# Cosine Similarity Inconsistency Issue

In [1]:
import numpy as np
from langchain_core.vectorstores.utils import _cosine_similarity

x = np.array([[1.0, 2.0]]) 
y = np.array([])


result = _cosine_similarity(x, y)
print(result.shape)  # Got (0,), expected (1, 0)

(0,)


In [2]:
import numpy as np
from langchain_core.vectorstores.utils import _cosine_similarity

# Test case 1: The problematic case
x = np.array([[1.0, 2.0]]) 
y = np.array([])
result = _cosine_similarity(x, y)
print(f"Case 1 - x: {x.shape}, y: {y.shape}, result: {result.shape}")

# Test case 2: Normal case for comparison
x = np.array([[1.0, 2.0]]) 
y = np.array([[3.0, 4.0], [1.0, 1.0]])
result = _cosine_similarity(x, y)
print(f"Case 2 - x: {x.shape}, y: {y.shape}, result: {result.shape}")

# Test case 3: Empty x, non-empty y
x = np.array([]).reshape(0, 2)
y = np.array([[3.0, 4.0]])
result = _cosine_similarity(x, y)
print(f"Case 3 - x: {x.shape}, y: {y.shape}, result: {result.shape}")

# Test case 4: Both empty
x = np.array([]).reshape(0, 2)
y = np.array([]).reshape(0, 2)
result = _cosine_similarity(x, y)
print(f"Case 4 - x: {x.shape}, y: {y.shape}, result: {result.shape}")

Case 1 - x: (1, 2), y: (0,), result: (0,)
Case 2 - x: (1, 2), y: (2, 2), result: (1, 2)
Case 3 - x: (0, 2), y: (1, 2), result: (0,)
Case 4 - x: (0, 2), y: (0, 2), result: (0,)


In [3]:
# Look at the actual implementation
import inspect
print(inspect.getsource(_cosine_similarity))

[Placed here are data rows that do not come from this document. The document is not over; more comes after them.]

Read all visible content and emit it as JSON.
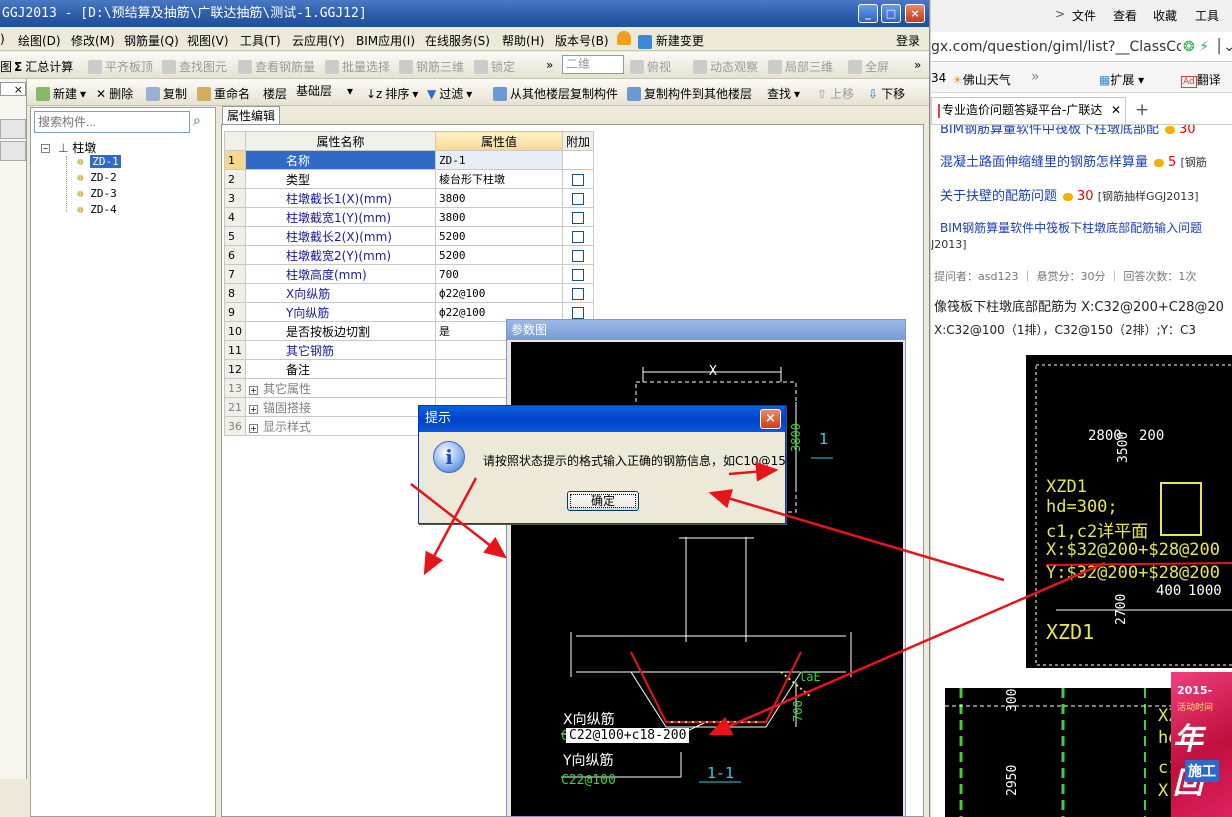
{
  "app": {
    "title": "GGJ2013 - [D:\\预结算及抽筋\\广联达抽筋\\测试-1.GGJ12]",
    "login": "登录",
    "menus": [
      "绘图(D)",
      "修改(M)",
      "钢筋量(Q)",
      "视图(V)",
      "工具(T)",
      "云应用(Y)",
      "BIM应用(I)",
      "在线服务(S)",
      "帮助(H)",
      "版本号(B)",
      "新建变更"
    ],
    "menu_prefix": ")",
    "toolbar1": {
      "sigma": "Σ",
      "calc": "汇总计算",
      "items": [
        "平齐板顶",
        "查找图元",
        "查看钢筋量",
        "批量选择",
        "钢筋三维",
        "锁定"
      ],
      "view_combo": "二维",
      "view_items": [
        "俯视",
        "动态观察",
        "局部三维",
        "全屏"
      ],
      "more": "»"
    },
    "toolbar2": {
      "items": [
        "新建",
        "删除",
        "复制",
        "重命名"
      ],
      "floor_label": "楼层",
      "floor_value": "基础层",
      "items2": [
        "排序",
        "过滤",
        "从其他楼层复制构件",
        "复制构件到其他楼层",
        "查找",
        "上移",
        "下移"
      ]
    },
    "left_strip": {
      "a": "×",
      "b": "图"
    },
    "search_placeholder": "搜索构件...",
    "tree": {
      "root": "柱墩",
      "items": [
        "ZD-1",
        "ZD-2",
        "ZD-3",
        "ZD-4"
      ],
      "selected": "ZD-1"
    },
    "tab_label": "属性编辑",
    "grid": {
      "headers": [
        "属性名称",
        "属性值",
        "附加"
      ],
      "rows": [
        {
          "n": "1",
          "name": "名称",
          "value": "ZD-1",
          "check": false,
          "blue": false
        },
        {
          "n": "2",
          "name": "类型",
          "value": "棱台形下柱墩",
          "check": true,
          "blue": false
        },
        {
          "n": "3",
          "name": "柱墩截长1(X)(mm)",
          "value": "3800",
          "check": true,
          "blue": true
        },
        {
          "n": "4",
          "name": "柱墩截宽1(Y)(mm)",
          "value": "3800",
          "check": true,
          "blue": true
        },
        {
          "n": "5",
          "name": "柱墩截长2(X)(mm)",
          "value": "5200",
          "check": true,
          "blue": true
        },
        {
          "n": "6",
          "name": "柱墩截宽2(Y)(mm)",
          "value": "5200",
          "check": true,
          "blue": true
        },
        {
          "n": "7",
          "name": "柱墩高度(mm)",
          "value": "700",
          "check": true,
          "blue": true
        },
        {
          "n": "8",
          "name": "X向纵筋",
          "value": "ф22@100",
          "check": true,
          "blue": true
        },
        {
          "n": "9",
          "name": "Y向纵筋",
          "value": "ф22@100",
          "check": true,
          "blue": true
        },
        {
          "n": "10",
          "name": "是否按板边切割",
          "value": "是",
          "check": false,
          "blue": false
        },
        {
          "n": "11",
          "name": "其它钢筋",
          "value": "",
          "check": false,
          "blue": true
        },
        {
          "n": "12",
          "name": "备注",
          "value": "",
          "check": false,
          "blue": false
        },
        {
          "n": "13",
          "name": "其它属性",
          "value": "",
          "check": false,
          "blue": false,
          "group": true
        },
        {
          "n": "21",
          "name": "锚固搭接",
          "value": "",
          "check": false,
          "blue": false,
          "group": true
        },
        {
          "n": "36",
          "name": "显示样式",
          "value": "",
          "check": false,
          "blue": false,
          "group": true
        }
      ]
    }
  },
  "param_window": {
    "title": "参数图",
    "dim_x": "X",
    "dim_3800": "3800",
    "section_1": "1",
    "dim_700": "700",
    "dim_lae": "laE",
    "x_rebar_label": "X向纵筋",
    "x_rebar_input": "C22@100+c18-200",
    "x_rebar_prefix": "C",
    "y_rebar_label": "Y向纵筋",
    "y_rebar_value": "C22@100",
    "section_11": "1-1"
  },
  "dialog": {
    "title": "提示",
    "icon": "i",
    "close": "×",
    "message": "请按照状态提示的格式输入正确的钢筋信息，如C10@150",
    "ok": "确定"
  },
  "browser": {
    "menus": [
      "文件",
      "查看",
      "收藏",
      "工具"
    ],
    "url": "gx.com/question/giml/list?__ClassCod",
    "fav_num": "34",
    "fav_weather": "佛山天气",
    "fav_more": "»",
    "fav_ext": "扩展",
    "fav_translate": "翻译",
    "tab_title": "专业造价问题答疑平台-广联达",
    "tab_new": "+",
    "links": [
      {
        "text": "BIM钢筋算量软件中筏板下柱墩底部配",
        "coin": "30",
        "tag": ""
      },
      {
        "text": "混凝土路面伸缩缝里的钢筋怎样算量",
        "coin": "5",
        "tag": "[钢筋"
      },
      {
        "text": "关于扶壁的配筋问题",
        "coin": "30",
        "tag": "[钢筋抽样GGJ2013]"
      },
      {
        "text": "BIM钢筋算量软件中筏板下柱墩底部配筋输入问题",
        "coin": "",
        "tag": ""
      }
    ],
    "link4_tail": "J2013]",
    "meta": "提问者：asd123  ｜  悬赏分：30分  ｜  回答次数：1次",
    "q1": "像筏板下柱墩底部配筋为 X:C32@200+C28@20",
    "q2": "X:C32@100（1排），C32@150（2排）;Y：C3",
    "cad1": {
      "t2800": "2800",
      "t200": "200",
      "t3500": "3500",
      "xzd1": "XZD1",
      "hd": "hd=300;",
      "c1c2": "c1,c2详平面",
      "x": "X:$32@200+$28@200",
      "y": "Y:$32@200+$28@200",
      "t400": "400",
      "t1000": "1000",
      "t2700": "2700",
      "xzd1b": "XZD1"
    },
    "cad2": {
      "t300": "300",
      "t2950": "2950",
      "xz": "XZ",
      "hd": "hd=",
      "c1": "c1,",
      "x": "X:$"
    },
    "ad": {
      "year": "2015-",
      "line1": "活动时间",
      "big": "年回",
      "small": "施工"
    }
  },
  "colors": {
    "accent_red": "#e8141c",
    "cad_yellow": "#e8e84a",
    "selection_blue": "#3169c6"
  }
}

def _cosine_similarity(x: Matrix, y: Matrix) -> np.ndarray:
    """Row-wise cosine similarity between two equal-width matrices.

    Args:
        x: A matrix of shape (n, m).
        y: A matrix of shape (k, m).

    Returns:
        A matrix of shape (n, k) where each element (i, j) is the cosine similarity
        between the ith row of X and the jth row of Y.

    Raises:
        ValueError: If the number of columns in X and Y are not the same.
        ImportError: If numpy is not installed.
    """
    try:
        import numpy as np
    except ImportError as e:
        msg = (
            "cosine_similarity requires numpy to be installed. "
            "Please install numpy with `pip install numpy`."
        )
        raise ImportError(msg) from e

    if len(x) == 0 or len(y) == 0:
        return np.array([])

    x = np.array(x)
    y = np.array(y)
    if x.shape[1] != y.shape[1]:
        msg = (
            f"Number of columns in X and Y must be the same. X has shape {x.shape}

## Test Cases

In [4]:
def test_cosine_similarity_edge_cases():
    """Test various edge cases to understand the behavior pattern"""
    test_cases = [
        (np.array([[1.0, 2.0]]), np.array([]), "non-empty x, empty y"),
        (np.array([]).reshape(0, 2), np.array([[3.0, 4.0]]), "empty x, non-empty y"),
        (np.array([]).reshape(0, 2), np.array([]).reshape(0, 2), "both empty"),
        (np.array([[1.0, 2.0], [3.0, 4.0]]), np.array([]), "multiple x, empty y"),
    ]
    
    for x, y, description in test_cases:
        try:
            result = _cosine_similarity(x, y)
            print(f"{description}: x{x.shape} × y{y.shape} → result{result.shape}")
        except Exception as e:
            print(f"{description}: ERROR - {e}")

In [5]:
test_cosine_similarity_edge_cases()

non-empty x, empty y: x(1, 2) × y(0,) → result(0,)
empty x, non-empty y: x(0, 2) × y(1, 2) → result(0,)
both empty: x(0, 2) × y(0, 2) → result(0,)
multiple x, empty y: x(2, 2) × y(0,) → result(0,)


In [6]:
from sklearn.metrics.pairwise import cosine_similarity as sklearn_cosine

# Test sklearn's behavior
try:
    x = np.array([[1.0, 2.0]])
    y = np.array([]).reshape(0, 2)  # Properly shaped empty array
    sklearn_result = sklearn_cosine(x, y)
    print(f"sklearn result shape: {sklearn_result.shape}")
except Exception as e:
    print(f"sklearn error: {e}")

sklearn error: Found array with 0 sample(s) (shape=(0, 2)) while a minimum of 1 is required by check_pairwise_arrays.